Assistant Professor in political economy at Johns Hopkins School of Advanced International Studies

Ling Chen is Assistant Professor in political economy at Johns Hopkins SAIS. She has been selected as a 2021-2022 Wilson China Fellow by the Woodrow Wilson Center. She is also affiliated with the Fairbank Center for Chinese Studies at Harvard University as an Associate in Research.
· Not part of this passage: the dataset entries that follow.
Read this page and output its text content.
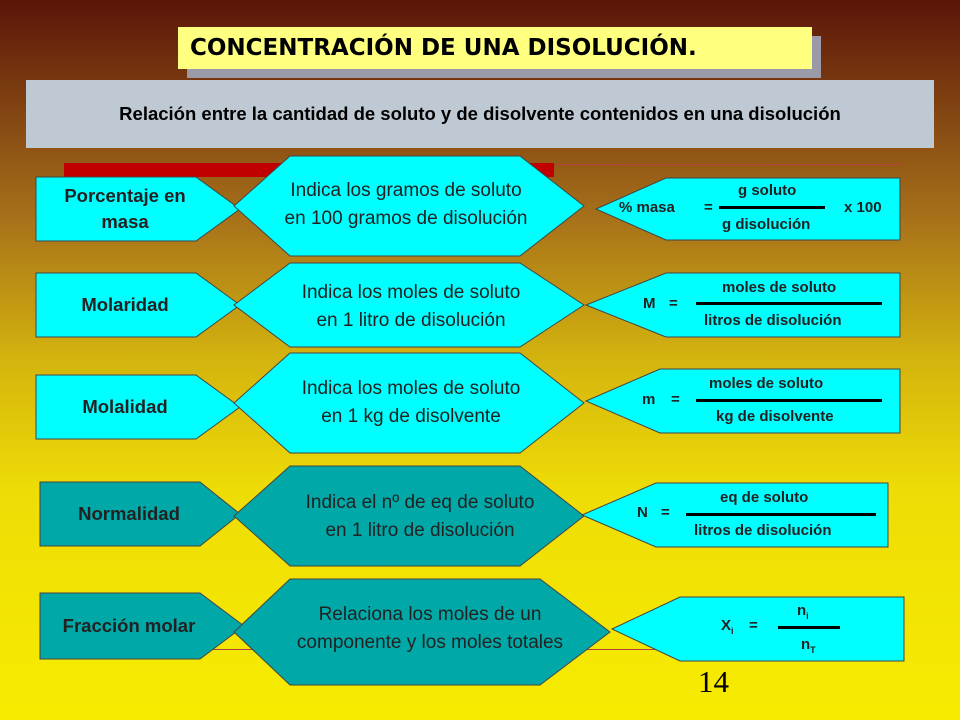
CONCENTRACIÓN DE UNA DISOLUCIÓN.
Relación entre la cantidad de soluto y de disolvente contenidos en una disolución
Porcentaje en masa
Indica los gramos de soluto en 100 gramos de disolución
% masa =
g soluto
g disolución
x 100
Molaridad
Indica los moles de soluto en 1 litro de disolución
M =
moles de soluto
litros de disolución
Molalidad
Indica los moles de soluto en 1 kg de disolvente
m =
moles de soluto
kg de disolvente
Normalidad
Indica el nº de eq de soluto en 1 litro de disolución
N =
eq de soluto
litros de disolución
Fracción molar
Relaciona los moles de un componente y los moles totales
$X_i$ =
$n_i$
$n_T$
14
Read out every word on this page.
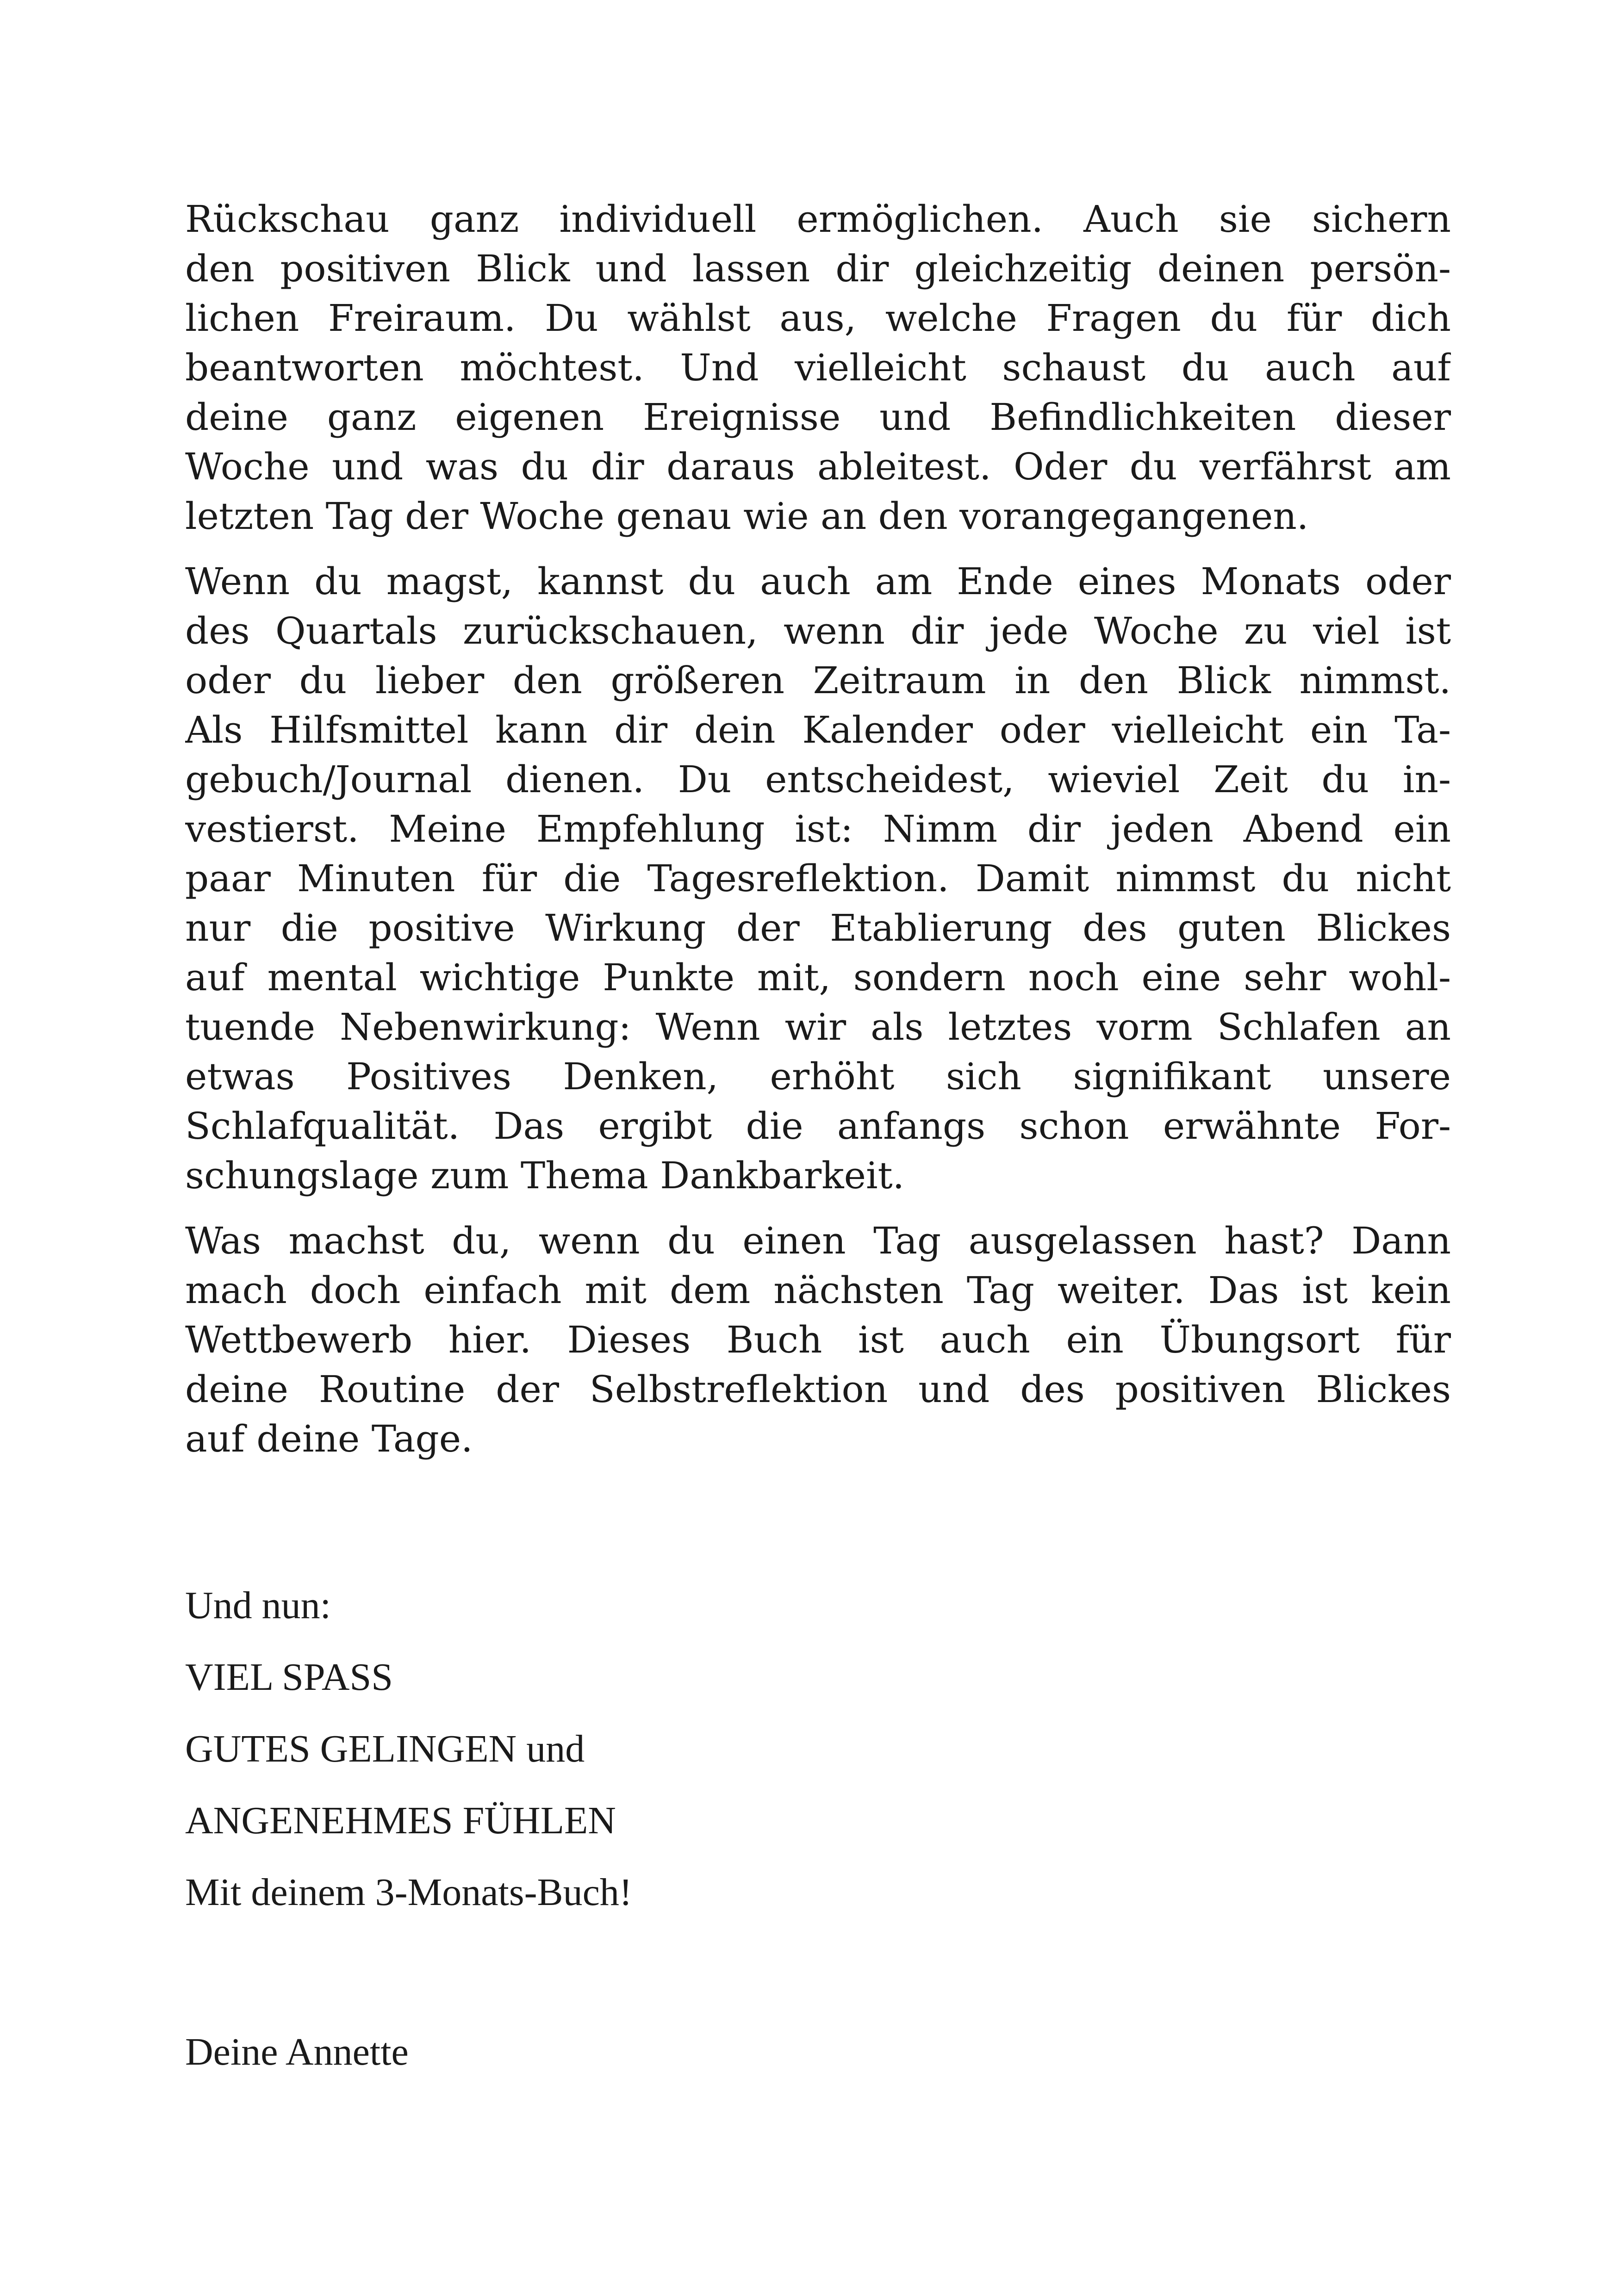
Rückschau ganz individuell ermöglichen. Auch sie sichern
den positiven Blick und lassen dir gleichzeitig deinen persön-
lichen Freiraum. Du wählst aus, welche Fragen du für dich
beantworten möchtest. Und vielleicht schaust du auch auf
deine ganz eigenen Ereignisse und Befindlichkeiten dieser
Woche und was du dir daraus ableitest. Oder du verfährst am
letzten Tag der Woche genau wie an den vorangegangenen.
Wenn du magst, kannst du auch am Ende eines Monats oder
des Quartals zurückschauen, wenn dir jede Woche zu viel ist
oder du lieber den größeren Zeitraum in den Blick nimmst.
Als Hilfsmittel kann dir dein Kalender oder vielleicht ein Ta-
gebuch/Journal dienen. Du entscheidest, wieviel Zeit du in-
vestierst. Meine Empfehlung ist: Nimm dir jeden Abend ein
paar Minuten für die Tagesreflektion. Damit nimmst du nicht
nur die positive Wirkung der Etablierung des guten Blickes
auf mental wichtige Punkte mit, sondern noch eine sehr wohl-
tuende Nebenwirkung: Wenn wir als letztes vorm Schlafen an
etwas Positives Denken, erhöht sich signifikant unsere
Schlafqualität. Das ergibt die anfangs schon erwähnte For-
schungslage zum Thema Dankbarkeit.
Was machst du, wenn du einen Tag ausgelassen hast? Dann
mach doch einfach mit dem nächsten Tag weiter. Das ist kein
Wettbewerb hier. Dieses Buch ist auch ein Übungsort für
deine Routine der Selbstreflektion und des positiven Blickes
auf deine Tage.

Und nun:

VIEL SPASS

GUTES GELINGEN und

ANGENEHMES FÜHLEN

Mit deinem 3-Monats-Buch!

Deine Annette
Before joining SAIS, she was a Shorenstein Postdoctoral Fellow at Stanford University and Rajawali Fellow at the Ash Center of Harvard Kennedy School. Chen’s research interests lie in political economy and state-business relations, with a regional focus on China. She studies the nexus between states and business, such as economic, tax, and industrial policies. She is especially interested in the political, coalitional, and institutional origins of policy outcomes, as well as the relationship between capitalism and the authoritarian state. Her research combines in-depth field interviews with statistical analysis and machine learning. Chen’s articles have been published in American Journal of Political Science, International Studies Quarterly, World Development, Politics & Society, China Journal, Review of International Political Economy, and New Political Economy. Her first book, Manipulating Globalization: The Influence of Bureaucrats on Business in China, published by Stanford University Press, explores the political roots of government-business coalitions and policy implementation in China. Her second book project is on capitalists and authoritarian governance in China, which has won the Catalyst Award. Chen’s research has been funded by institutions such as the Social Science Research Council (Andrew Mellon Foundation), Wilson Center, Chiang Ching-Kuo Foundation, Institute for Humane Studies, and Stanford University. She was recognized as an NCID Diversity Scholar by the University of Michigan.

In addition to academic outlets, Chen has also published in The Washington Post and Axios. Her comments have been quoted, among others, by New York TimesForeign AffairsForeign Policy, and National Committee on US-China Relations.